I was talking to a friend the other day who lives in London. This fact alone isn't revelatory or unique. What's revelatory to me is how connected we are now. In ten seconds, I can instantly connect with another person on another continent.

In a business context, this is great because we truly have no limitations. However, as with everything in life, too much of one thing without any regulations can present issues.

We live in a hyper-connected world and the majority of us have complicated lives with many moving parts. Living in this type of state 24/7 has led to a rise in stress and anxiety among many other issues. As great as technology has been for us, it's left us devoid of a big thing we all need--time alone.

Why intentional solitude is a necessity

In today's times, western culture has unfortunately equated the desire for solitude with people who are antisocial, sad, or lonely. But the thing is, solitude is the very thing many of us need. It's the thing I much-needed.

Along with many other entrepreneurs growing businesses, I oftentimes feel a sense of guilt for not working. But as I researched this more, some of the most successful people set aside time to think and contemplate life.

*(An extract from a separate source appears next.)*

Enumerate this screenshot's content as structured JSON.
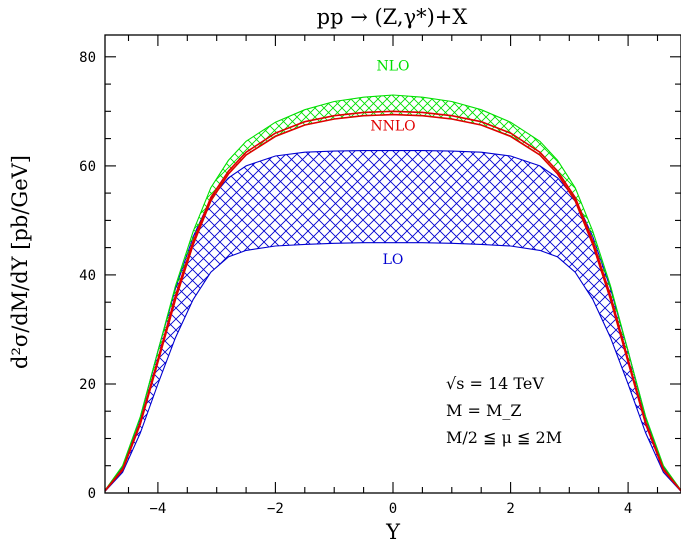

For instance, people like Warren Buffett have spent as much as 80 percent of their career reading and thinking. Finding time for solitude is a necessity. Stealing pockets of time for solitude isn't only beneficial for our mental and physical health, it's beneficial for our businesses as well.

In fact, by setting aside one hour each day for solitude and thinking, I can easily state that my life has improved. While there are many possible benefits of solitude, here is the biggest improvement that I've noticed.

You're able to learn about yourself and think deeply.

We hear all the time about self-awareness. But how many of us truly know ourselves? I thought I knew myself. But each day, after another 60 minutes comes and goes, I'm learning more and more about my true self.

When we don't disconnect, we don't allow ourselves time for reflection. In a business sense, we don't allow ourselves time to reflect and improve the problem arising in our businesses.

You may think of yourself and the business as separate entities, but they are not. As Michael Gerber, author of The E-Myth Revisited: Why Small Businesses Don't Work and What to Do About It states:

"Your business is nothing more than a distinct reflection of who you are. If your thinking is sloppy, your business will be sloppy. If you are disorganized, your business will be disorganized. If you are greedy, your employees will be greedy, giving you less and less of themselves and always asking for more. If your information about what needs to be done in your business is limited, your business will reflect that limitation. So if your business is to change--as it must continuously to thrive--you must change first."

As I learned, we don't have business problems, we have life problems. And this concept can extend across multiple disciplines.

Schedule your time of solitude

You most likely schedule proposal meetings, dates, and workouts (I hope). Your intentional solitude habit isn't any different. You might feel guilty about stealing time for yourself, but realize selfishness is a much-needed habit to truly be at your best.

Mark some time off in your planner or Google calendar. Lastly, disconnect in your alone time which means turning off the television and internet (i.e. the distracting sites we all know).

It'll feel difficult or even downright boring, but intentional solitude is giving your brain a chance to reboot, rest, and replenish itself so you can come back stronger, smarter, and healthier.